Furious 7 Will Give You Closure, With a Few Speed Bumps Along the Way

Furious 7 is shattering the box office and surpassing the expectations of even the most optimistic insiders who have been forced to recede their numerical quotes.


Of course, we all assumed the seventh installment of a franchise that has evolved into a global juggernaut would be well received and lauded. Lead actor and beloved staple, Paul Walker who played good cop gone rogue, Brian O’Connor died suddenly in the middle of filming, which presented a whole new set of challenges for director James Wan, writer Chris Morgan, producers Neil Moritz and Vin Diesel, who plays Dom Torreto as well as the endearing cast and crew.

After a much needed hiatus, it was agreed that with the help of Walker’s younger brothers, Cody and Caleb, and actor John Brotherton, a well as the magical offerings of CGI, Furious 7 would be manifested. The mission was daunting but necessary and after viewing the final results, it is clear that Paul Walker’s presence hauntingly drives the value of Furious 7 but it also presents a certain level of displacement with the rest of the crew.

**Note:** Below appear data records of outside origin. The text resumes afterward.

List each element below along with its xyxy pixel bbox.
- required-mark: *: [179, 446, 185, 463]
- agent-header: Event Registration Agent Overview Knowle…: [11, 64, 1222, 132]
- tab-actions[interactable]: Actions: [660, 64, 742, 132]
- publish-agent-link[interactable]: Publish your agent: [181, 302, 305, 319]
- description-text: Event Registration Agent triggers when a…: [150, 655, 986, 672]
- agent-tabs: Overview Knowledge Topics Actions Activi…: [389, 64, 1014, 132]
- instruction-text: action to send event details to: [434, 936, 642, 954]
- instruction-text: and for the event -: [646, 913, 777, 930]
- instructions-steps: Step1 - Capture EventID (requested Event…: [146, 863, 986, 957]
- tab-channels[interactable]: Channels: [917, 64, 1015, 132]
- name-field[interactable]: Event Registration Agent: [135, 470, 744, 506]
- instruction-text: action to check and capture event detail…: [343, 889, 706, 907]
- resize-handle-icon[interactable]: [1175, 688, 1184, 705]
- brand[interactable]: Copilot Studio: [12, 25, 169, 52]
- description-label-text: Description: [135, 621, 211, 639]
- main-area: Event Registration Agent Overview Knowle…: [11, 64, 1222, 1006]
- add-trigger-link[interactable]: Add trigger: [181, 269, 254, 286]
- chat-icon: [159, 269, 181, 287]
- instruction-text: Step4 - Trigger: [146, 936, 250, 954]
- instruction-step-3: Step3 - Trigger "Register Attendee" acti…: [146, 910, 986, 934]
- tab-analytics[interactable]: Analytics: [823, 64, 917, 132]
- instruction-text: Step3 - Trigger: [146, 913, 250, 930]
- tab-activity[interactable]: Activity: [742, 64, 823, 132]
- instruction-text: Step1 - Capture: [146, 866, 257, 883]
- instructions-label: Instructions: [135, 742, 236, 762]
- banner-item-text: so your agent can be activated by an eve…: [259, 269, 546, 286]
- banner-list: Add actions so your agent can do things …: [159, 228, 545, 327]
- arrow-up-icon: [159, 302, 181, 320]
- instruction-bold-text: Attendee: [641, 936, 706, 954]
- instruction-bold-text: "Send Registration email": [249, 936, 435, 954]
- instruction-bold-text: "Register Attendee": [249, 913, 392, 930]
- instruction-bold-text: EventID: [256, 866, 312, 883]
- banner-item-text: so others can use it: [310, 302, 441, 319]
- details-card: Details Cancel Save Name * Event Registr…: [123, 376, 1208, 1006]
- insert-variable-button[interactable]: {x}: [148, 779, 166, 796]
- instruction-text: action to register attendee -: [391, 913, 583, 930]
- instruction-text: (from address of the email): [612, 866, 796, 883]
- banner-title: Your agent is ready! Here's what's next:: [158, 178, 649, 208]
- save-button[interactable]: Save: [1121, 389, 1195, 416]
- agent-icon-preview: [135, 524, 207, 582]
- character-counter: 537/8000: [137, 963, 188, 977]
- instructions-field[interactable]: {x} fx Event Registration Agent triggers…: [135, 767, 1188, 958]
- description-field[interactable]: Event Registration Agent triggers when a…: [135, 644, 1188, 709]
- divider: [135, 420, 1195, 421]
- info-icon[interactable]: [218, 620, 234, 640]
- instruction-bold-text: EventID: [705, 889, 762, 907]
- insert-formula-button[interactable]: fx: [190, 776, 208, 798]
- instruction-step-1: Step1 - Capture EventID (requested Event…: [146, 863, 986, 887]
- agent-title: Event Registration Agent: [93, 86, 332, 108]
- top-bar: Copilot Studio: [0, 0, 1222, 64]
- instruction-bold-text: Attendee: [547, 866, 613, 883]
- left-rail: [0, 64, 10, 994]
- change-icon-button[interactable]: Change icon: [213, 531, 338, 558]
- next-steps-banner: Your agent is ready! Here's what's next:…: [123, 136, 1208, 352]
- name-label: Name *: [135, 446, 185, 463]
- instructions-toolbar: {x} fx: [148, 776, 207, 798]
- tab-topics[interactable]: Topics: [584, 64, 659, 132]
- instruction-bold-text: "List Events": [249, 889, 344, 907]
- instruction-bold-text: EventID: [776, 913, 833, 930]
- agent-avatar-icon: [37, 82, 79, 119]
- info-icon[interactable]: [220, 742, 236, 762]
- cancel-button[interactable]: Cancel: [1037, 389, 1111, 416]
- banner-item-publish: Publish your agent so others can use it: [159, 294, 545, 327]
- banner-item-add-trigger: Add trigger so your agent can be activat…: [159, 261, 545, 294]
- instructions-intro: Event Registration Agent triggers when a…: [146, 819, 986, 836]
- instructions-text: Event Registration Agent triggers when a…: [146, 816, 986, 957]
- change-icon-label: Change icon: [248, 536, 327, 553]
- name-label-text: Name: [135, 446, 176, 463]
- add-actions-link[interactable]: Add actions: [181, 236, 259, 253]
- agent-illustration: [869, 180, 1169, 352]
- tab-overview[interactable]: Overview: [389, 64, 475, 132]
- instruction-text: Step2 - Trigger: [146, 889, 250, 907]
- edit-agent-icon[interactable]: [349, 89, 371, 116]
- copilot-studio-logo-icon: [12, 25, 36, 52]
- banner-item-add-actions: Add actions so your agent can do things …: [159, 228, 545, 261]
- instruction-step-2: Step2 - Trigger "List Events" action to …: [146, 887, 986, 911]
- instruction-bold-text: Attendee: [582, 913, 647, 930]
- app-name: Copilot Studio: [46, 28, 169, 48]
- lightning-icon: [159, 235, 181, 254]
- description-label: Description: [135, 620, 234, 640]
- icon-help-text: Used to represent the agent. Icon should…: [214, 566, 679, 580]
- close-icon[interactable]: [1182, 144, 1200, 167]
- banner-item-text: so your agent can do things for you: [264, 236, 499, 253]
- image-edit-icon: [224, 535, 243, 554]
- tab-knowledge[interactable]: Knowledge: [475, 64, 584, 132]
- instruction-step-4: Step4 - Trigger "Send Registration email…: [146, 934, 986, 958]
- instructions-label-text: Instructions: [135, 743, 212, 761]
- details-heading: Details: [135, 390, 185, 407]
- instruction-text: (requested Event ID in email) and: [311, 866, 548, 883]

The best word to use when describing the film that everyone wants to love is – messy. From start to finish, Furious 7 awkwardly tries to prove that it can hold its own against the intimidating ghosts of its predecessors, and this failed attempt is its undoing. It is fair to assume that the death of one of the integral parts of this saga may have catapulted the madness, or may be not.

Director James Wan, is obviously talented and demonstrated his prowess with The Conjuring, but when it comes to the action genre, his approach is brutally systematic. Director Justin Lin who helmed the last three Fast and Furious films should have held on for one more because his effortlessly strategic technique was needed this time around.

As much as we would love to herald the arrival of a new talent, Wan valiantly tried to adequately deliver the level of brilliance that Lin consistently bequeathed us, and his efforts were somewhat validated through the testosterone filled reverie that populated the film, but unfortunately that wasn’t enough to keep us from noticing the gaping holes when it came to the interactions of the main cast and the glorified newbies.

The disorientation was immediate and never quite vacated the screen, as we tried to make sense of how the new characters would seamlessly migrate with the familiar. Kurt Russell’s introduction as the commander-in-chief helping the crew to fight off the antics of Deckard Shaw played by Jason Statham, is fair enough. This leads us to Games of Thrones actress Nathalie Emmanuel who plays a computer hacker being hunted by a mercenary (Djimon Hounsou).

We are transported from the streets of LA to the seductive vibes of Abu Dhabi, and all the while, we can’t help but notice that the crew that held it down so immaculately in Rio is struggling to convince us that they still know How to Roll.

It is apparent that the absence of Han and Giselle has handicapped their operation and allowed them to succumb to the glaring effects of over the top sequences that don’t quite compensate for the thematic reliance of family. Fast Five is and always be the best of the bunch – and it you haven’t been privy to it, I dare you to try.


Everyone seems scattered and confused and the scenes between Brian and Dom are disjointed and forced and don’t recall the reverence fans have grown to respect. There is no connection between any of the characters, which makes it hard to decipher when Walker was replaced with his brothers and the cape of technology.

Dwayne “The Rock” Johnson is underutilized; Jason Statham isn’t nearly as intimidating as his deceased brother Owen Shaw from Furious 6, and Djimon Hounsou isn’t quite as menacing as he needs to be.

After our heroes defeat their enemies, we are awkwardly transported to the beach where we see everyone hanging out and verbally honing in the fact that Brian is ready to be released to his wife and kids. And then the ending we’ve been holding our breaths for is upon us, and it is easily the best thing about Furious 7.

The montage, showing Walker’s contribution to the franchise is beautiful but not enough to cover the pot holes in this latest installment. But Wan has to be praised for his resilience as we acknowledge the immense pressure he was under even before Walker’s sudden passing. Taking that into consideration makes it necessary to give him props and not be unreasonably critical of the end result.

But one can’t help but feel that the magic of the franchise might be nearing it’s last lap. All good things must come to an end. There are rumors that there may be at least two more films in the pipeline – but it is safe to say that The Fast and the Furious needs to poetically bow out before they are jammed into a curb.